As the New York Times reported, employers had been waiting for guidance from the U.S. Equal Employment Opportunity Commission, the agency that enforces laws against workplace discrimination, because “requiring employees be tested for the coronavirus touches on thorny medical and privacy issues covered by the Americans With Disabilities Act of 1990…Businesses and employers are uniquely positioned to require large numbers of Americans who otherwise would not receive a vaccination to do so because their employment depends on it.”

‘Doesn’t Fit the Description’

The report noted the disabilities act limits employers’ ability to require medical examinations like blood tests, breath analyses and blood-pressure screening.
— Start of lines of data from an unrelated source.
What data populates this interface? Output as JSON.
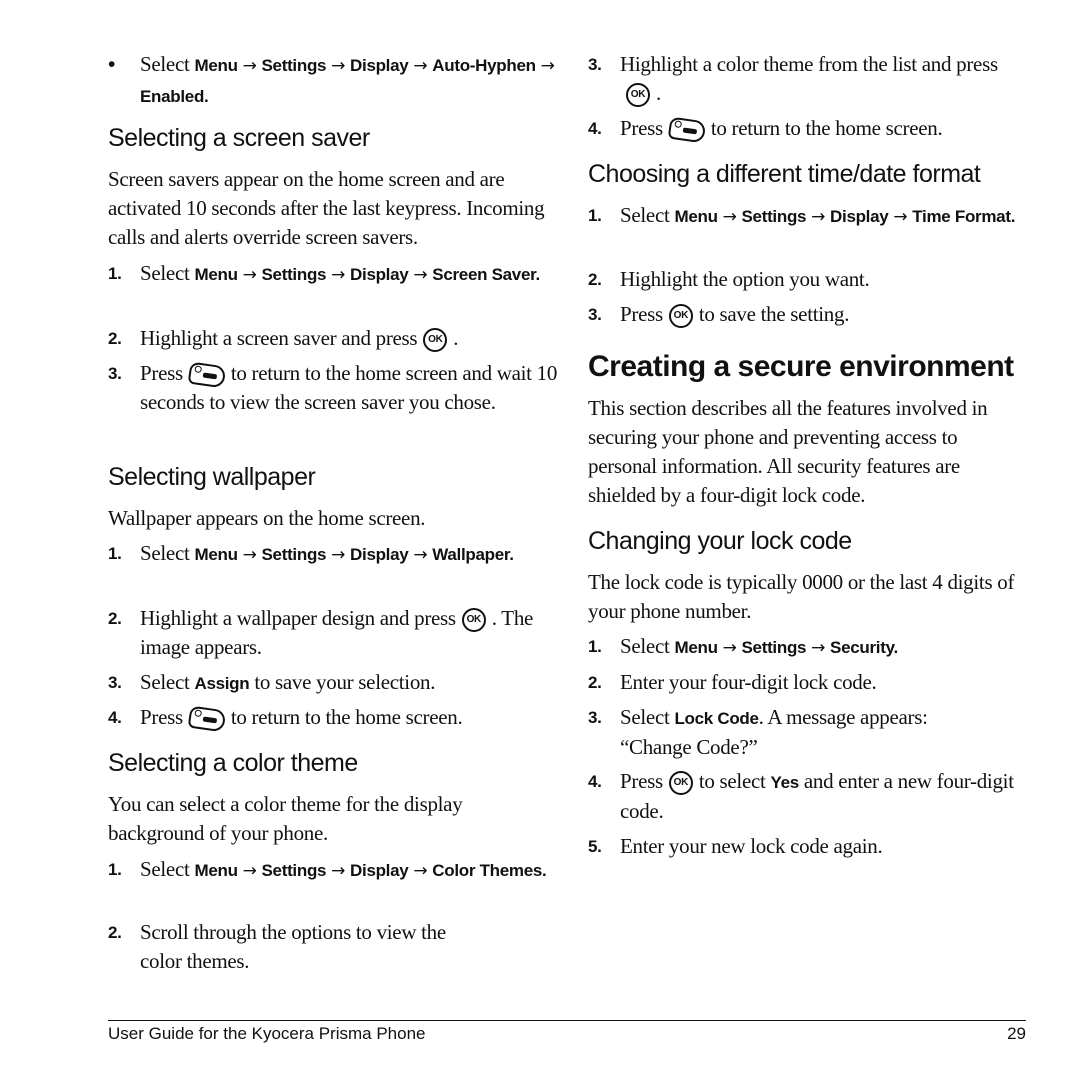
{
  "left": {
    "intro_bullet": {
      "select": "Select",
      "menu": "Menu",
      "settings": "Settings",
      "display": "Display",
      "autohyphen": "Auto-Hyphen",
      "enabled": "Enabled",
      "arrow": "→",
      "bullet": "•"
    },
    "screen_saver": {
      "heading": "Selecting a screen saver",
      "para": "Screen savers appear on the home screen and are activated 10 seconds after the last keypress. Incoming calls and alerts override screen savers.",
      "steps": [
        {
          "num": "1.",
          "select": "Select",
          "menu": "Menu",
          "settings": "Settings",
          "display": "Display",
          "target": "Screen Saver."
        },
        {
          "num": "2.",
          "pre": "Highlight a screen saver and press",
          "post": "."
        },
        {
          "num": "3.",
          "pre": "Press",
          "post": "to return to the home screen and wait 10 seconds to view the screen saver you chose."
        }
      ]
    },
    "wallpaper": {
      "heading": "Selecting wallpaper",
      "para": "Wallpaper appears on the home screen.",
      "steps": [
        {
          "num": "1.",
          "select": "Select",
          "menu": "Menu",
          "settings": "Settings",
          "display": "Display",
          "target": "Wallpaper"
        },
        {
          "num": "2.",
          "pre": "Highlight a wallpaper design and press",
          "post": ". The image appears."
        },
        {
          "num": "3.",
          "pre": "Select",
          "bold": "Assign",
          "post": "to save your selection."
        },
        {
          "num": "4.",
          "pre": "Press",
          "post": "to return to the home screen."
        }
      ]
    },
    "color_theme": {
      "heading": "Selecting a color theme",
      "para": "You can select a color theme for the display background of your phone.",
      "steps": [
        {
          "num": "1.",
          "select": "Select",
          "menu": "Menu",
          "settings": "Settings",
          "display": "Display",
          "target": "Color Themes"
        },
        {
          "num": "2.",
          "text": "Scroll through the options to view the color themes."
        }
      ]
    }
  },
  "right": {
    "color_theme_cont": [
      {
        "num": "3.",
        "pre": "Highlight a color theme from the list and press",
        "post": "."
      },
      {
        "num": "4.",
        "pre": "Press",
        "post": "to return to the home screen."
      }
    ],
    "time_date": {
      "heading": "Choosing a different time/date format",
      "steps": [
        {
          "num": "1.",
          "select": "Select",
          "menu": "Menu",
          "settings": "Settings",
          "display": "Display",
          "target": "Time Format"
        },
        {
          "num": "2.",
          "text": "Highlight the option you want."
        },
        {
          "num": "3.",
          "pre": "Press",
          "post": "to save the setting."
        }
      ]
    },
    "secure": {
      "heading": "Creating a secure environment",
      "para": "This section describes all the features involved in securing your phone and preventing access to personal information. All security features are shielded by a four-digit lock code."
    },
    "lock_code": {
      "heading": "Changing your lock code",
      "para": "The lock code is typically 0000 or the last 4 digits of your phone number.",
      "steps": [
        {
          "num": "1.",
          "select": "Select",
          "menu": "Menu",
          "settings": "Settings",
          "target": "Security"
        },
        {
          "num": "2.",
          "text": "Enter your four-digit lock code."
        },
        {
          "num": "3.",
          "pre": "Select",
          "bold": "Lock Code",
          "post": ". A message appears: “Change Code?”"
        },
        {
          "num": "4.",
          "pre": "Press",
          "mid": "to select",
          "bold": "Yes",
          "post": "and enter a new four-digit code."
        },
        {
          "num": "5.",
          "text": "Enter your new lock code again."
        }
      ]
    }
  },
  "icons": {
    "ok": "OK"
  },
  "footer": {
    "title": "User Guide for the Kyocera Prisma Phone",
    "page": "29"
  }
}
The administration of a COVID-19 vaccine to a worker by an employer doesn’t fit that definition, according to the EEOC.

“If a vaccine is administered to an employee by an employer for protection against contracting COVID-19, the employer is not seeking information about an individual’s impairments or current health status,” the EEOC stated, “and, therefore, it is not a medical examination.”

In addition, on its website, the EEOC said that requiring an employee to show proof of having gotten a COVID-19 vaccination would not amount to a disability-related inquiry. “There are many reasons that may explain why an employee has not been vaccinated, which may or may not be disability-related,” the commission said.

A Word of Caution

But the Times also noted employers may need to be careful about how they handle the process, pointing out that prescreening vaccination questions could violate an ADA provision on disability-related inquiries. Employers administering vaccines, the guidance said, must show that prescreening questions are “job related and consistent with business necessity.”